In those circumstances, use of re-issue or re-examination to introduce a new dependent claim with feature Y – which the accused apparatus plainly does not include – may cause an interpretation of the independent claim as necessarily including species of the invention employing Y or features other than Y, i.e., Y or Z, and perhaps other features V or W, too.

That is, addition of dependent claims is allowed in both re-issue and re-examination: they must inherently be narrowing. The Doctrine of Claim Differentiation3 may then be a lever to yield a broader interpretation of the other claims. Where the new dependent claim recites that "said feature X [a genus term] includes a Y [a species term]", under the Doctrine of Claim Differentiation the claim from which the newly added claim depends must also include species other than species limited to feature Y.

The use of new dependent claims and the Doctrine of Claim Differentiation to obtain broader interpretation of existing claims has been criticised.4 It can be seen as an attempt improperly to extend claim scope.
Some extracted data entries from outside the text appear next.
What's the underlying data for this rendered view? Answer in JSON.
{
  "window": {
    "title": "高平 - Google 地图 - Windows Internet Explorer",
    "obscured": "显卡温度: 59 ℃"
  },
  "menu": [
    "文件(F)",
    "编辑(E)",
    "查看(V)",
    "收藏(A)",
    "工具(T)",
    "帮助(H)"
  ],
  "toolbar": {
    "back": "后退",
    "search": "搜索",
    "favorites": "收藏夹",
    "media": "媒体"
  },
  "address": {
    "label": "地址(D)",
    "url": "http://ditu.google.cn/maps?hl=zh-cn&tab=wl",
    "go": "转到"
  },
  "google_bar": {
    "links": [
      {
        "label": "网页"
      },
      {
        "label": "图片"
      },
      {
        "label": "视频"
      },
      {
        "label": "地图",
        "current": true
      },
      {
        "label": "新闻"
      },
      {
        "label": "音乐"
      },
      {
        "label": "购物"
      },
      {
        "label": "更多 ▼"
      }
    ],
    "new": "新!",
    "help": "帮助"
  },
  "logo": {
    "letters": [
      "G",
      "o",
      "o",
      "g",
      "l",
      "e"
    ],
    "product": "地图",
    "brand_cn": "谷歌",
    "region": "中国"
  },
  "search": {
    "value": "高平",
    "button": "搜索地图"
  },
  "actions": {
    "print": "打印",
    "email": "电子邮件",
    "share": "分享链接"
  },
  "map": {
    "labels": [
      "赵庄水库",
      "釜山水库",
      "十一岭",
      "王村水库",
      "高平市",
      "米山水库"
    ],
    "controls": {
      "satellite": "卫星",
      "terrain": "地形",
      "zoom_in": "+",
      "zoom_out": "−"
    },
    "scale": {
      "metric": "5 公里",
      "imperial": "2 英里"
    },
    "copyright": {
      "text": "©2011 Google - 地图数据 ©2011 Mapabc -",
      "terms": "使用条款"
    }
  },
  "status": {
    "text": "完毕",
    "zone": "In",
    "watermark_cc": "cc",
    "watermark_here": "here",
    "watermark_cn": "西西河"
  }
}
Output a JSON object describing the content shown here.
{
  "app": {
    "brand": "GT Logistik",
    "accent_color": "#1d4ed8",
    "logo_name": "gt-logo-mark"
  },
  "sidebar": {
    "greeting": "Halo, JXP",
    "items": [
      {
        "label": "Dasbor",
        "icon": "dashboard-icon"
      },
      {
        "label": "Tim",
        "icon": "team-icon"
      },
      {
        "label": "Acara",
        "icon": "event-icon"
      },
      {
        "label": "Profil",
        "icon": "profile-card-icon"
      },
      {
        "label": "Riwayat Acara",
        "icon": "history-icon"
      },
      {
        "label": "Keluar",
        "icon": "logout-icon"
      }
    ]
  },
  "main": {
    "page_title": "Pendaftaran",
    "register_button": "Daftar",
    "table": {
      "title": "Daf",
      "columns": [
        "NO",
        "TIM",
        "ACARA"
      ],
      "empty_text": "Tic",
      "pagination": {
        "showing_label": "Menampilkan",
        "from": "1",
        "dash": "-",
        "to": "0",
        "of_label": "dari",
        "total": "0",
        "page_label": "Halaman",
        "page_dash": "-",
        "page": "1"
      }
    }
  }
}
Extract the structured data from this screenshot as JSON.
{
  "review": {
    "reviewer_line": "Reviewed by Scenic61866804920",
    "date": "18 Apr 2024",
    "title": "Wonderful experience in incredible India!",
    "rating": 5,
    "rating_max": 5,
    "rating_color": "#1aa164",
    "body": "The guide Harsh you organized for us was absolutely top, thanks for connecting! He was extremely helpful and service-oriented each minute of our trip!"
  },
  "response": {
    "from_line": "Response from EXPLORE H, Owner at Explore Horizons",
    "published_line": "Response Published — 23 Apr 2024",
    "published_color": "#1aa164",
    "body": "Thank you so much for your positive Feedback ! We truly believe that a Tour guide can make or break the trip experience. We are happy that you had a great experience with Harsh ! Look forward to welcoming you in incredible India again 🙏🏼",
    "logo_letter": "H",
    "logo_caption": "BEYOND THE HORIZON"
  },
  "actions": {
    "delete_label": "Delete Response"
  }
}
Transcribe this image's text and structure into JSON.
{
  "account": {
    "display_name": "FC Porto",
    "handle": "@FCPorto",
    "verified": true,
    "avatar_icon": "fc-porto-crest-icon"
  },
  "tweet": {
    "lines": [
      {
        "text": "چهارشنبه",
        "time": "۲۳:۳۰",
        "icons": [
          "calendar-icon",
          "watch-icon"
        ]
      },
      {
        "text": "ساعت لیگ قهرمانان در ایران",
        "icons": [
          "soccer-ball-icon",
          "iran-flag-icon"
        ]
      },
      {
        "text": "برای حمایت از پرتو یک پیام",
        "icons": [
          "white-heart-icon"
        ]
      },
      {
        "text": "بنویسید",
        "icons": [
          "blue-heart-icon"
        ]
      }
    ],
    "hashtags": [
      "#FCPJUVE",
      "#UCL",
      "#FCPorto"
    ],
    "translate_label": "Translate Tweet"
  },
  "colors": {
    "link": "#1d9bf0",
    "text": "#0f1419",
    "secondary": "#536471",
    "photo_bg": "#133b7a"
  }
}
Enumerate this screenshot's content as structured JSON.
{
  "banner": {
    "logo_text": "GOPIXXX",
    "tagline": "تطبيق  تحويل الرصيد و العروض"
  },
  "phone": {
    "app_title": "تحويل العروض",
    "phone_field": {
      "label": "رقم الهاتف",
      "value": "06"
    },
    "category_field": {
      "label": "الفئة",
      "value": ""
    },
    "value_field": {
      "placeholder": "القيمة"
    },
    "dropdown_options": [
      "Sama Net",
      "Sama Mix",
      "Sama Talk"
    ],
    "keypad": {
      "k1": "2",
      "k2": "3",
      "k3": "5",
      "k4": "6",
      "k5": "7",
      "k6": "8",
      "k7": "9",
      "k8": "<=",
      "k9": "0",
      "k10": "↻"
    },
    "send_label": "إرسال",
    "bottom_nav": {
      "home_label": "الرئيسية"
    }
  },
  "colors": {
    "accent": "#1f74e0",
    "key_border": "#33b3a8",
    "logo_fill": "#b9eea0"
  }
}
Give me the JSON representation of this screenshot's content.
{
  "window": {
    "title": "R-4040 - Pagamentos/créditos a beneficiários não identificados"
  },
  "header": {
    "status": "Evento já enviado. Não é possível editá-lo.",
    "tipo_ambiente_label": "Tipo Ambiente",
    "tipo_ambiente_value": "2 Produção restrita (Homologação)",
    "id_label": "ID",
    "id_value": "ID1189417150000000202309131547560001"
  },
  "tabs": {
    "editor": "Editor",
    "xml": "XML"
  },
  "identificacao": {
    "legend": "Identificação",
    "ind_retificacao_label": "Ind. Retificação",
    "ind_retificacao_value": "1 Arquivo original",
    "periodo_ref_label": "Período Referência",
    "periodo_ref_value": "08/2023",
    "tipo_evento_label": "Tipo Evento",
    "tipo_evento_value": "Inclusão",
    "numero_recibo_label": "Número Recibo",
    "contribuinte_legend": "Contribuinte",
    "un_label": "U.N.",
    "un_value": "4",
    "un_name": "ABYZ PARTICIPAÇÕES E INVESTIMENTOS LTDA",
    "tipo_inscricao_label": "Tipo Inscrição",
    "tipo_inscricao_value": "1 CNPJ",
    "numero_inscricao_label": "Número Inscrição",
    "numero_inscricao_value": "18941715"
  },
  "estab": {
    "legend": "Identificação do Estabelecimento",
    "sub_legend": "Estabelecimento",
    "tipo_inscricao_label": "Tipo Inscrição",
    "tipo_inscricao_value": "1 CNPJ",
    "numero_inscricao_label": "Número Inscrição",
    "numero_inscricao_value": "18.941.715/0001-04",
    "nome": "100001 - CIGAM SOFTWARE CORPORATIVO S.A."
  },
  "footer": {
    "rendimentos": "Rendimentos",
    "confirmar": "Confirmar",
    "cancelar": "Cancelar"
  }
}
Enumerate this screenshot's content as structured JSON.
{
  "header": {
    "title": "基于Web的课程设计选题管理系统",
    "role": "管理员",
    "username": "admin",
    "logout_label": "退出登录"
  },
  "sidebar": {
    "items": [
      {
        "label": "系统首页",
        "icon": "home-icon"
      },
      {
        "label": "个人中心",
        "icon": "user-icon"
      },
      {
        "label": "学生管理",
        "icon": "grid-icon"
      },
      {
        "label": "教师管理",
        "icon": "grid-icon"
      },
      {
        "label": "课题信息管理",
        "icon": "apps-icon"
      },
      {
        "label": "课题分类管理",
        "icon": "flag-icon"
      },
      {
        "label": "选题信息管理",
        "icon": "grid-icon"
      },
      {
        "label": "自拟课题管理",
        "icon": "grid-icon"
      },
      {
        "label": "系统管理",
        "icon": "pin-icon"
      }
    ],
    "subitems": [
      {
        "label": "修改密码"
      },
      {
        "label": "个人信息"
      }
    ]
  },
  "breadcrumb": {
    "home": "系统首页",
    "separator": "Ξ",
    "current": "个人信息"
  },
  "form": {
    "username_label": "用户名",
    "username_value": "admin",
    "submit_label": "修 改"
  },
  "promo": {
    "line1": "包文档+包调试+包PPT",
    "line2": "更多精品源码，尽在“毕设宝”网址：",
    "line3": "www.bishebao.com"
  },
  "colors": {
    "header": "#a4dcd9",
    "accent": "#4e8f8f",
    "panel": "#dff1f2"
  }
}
However, it is axiomatic of peripheral claiming that enabling disclosure of a single species is always sufficient support for a claim to the genus. Unless there is prior art, the claim to the genus will be valid. The supposed "broadening" can occur only if the subject matter falling within the "broadening" is itself new, useful, and unobvious. A narrow interpretation of the independent claim implies that while there was subject matter that could have been claimed, the inventor failed to do so.

So, is the issue criticism of impermissible broadening, or a complaint that the patentee failed to give a large enough windfall to the public? In context, "the public" may tend to be the patentee's competitors. While public notice is important, and the onus is on the patentee to draft clear claims, a narrow interpretation that deprives the patentee of property is a windfall to volunteers who might otherwise be infringers. It used to be that equity would not aid a volunteer.

In ArcelorMittal, the Federal Circuit indicates that the question is always: What is the correct interpretation of the claim? Characterisation of the practise of ex-post addition of dependent claims as impermissible broadening presumes a conclusion of law; and may be pejorative. It may be that the further dependent claims do focus interpretation of the broad claim on the correct meaning. If so, the amendments are genuinely directed toward permitting the inventor to protect that which he or she has in good faith invented – the purpose of re-issue since 1832.

Footnotes

1. ArcelorMittal Fance v. AK Steel Corp. 700 F.3d 1314 (Fed. Cir. 2012)

2. A court will not consider an issue it has previously decided other than under the exceptional circumstances of (a) the subsequent availability of substantially different evidence; (b) when a subsequent controlling authority changes the law; and (c) where the decision is clearly erroneous.

3. Each claim in a patent defines a monopoly of different scope. Therefore if a dependent claim recites X, there is a strong presumption that the claim from which it depends encompasses at least some integers that are "Not-X". See SRI Int'l v. Matsushita Elec. Corp. 775 F.2d 1107 (Fed. Cir. 1985): "It is settled law that when a patent claim does not contain a certain limitation and another claim does, that limitation cannot be read into the former claim in determining either validity or infringement." See also SunRace Roots Enterprises Co. v. SRAM Corp. 336 F.3d 1298, 1303 (Fed. Cir. 2003); and Retractable Technologies v. Becton Dickinson, Fed. Cir. July 8, 2011.

4. Mark A. Lemley, The Limits of Claim Differentiation, 22 BTLJ Article 4, September 2007.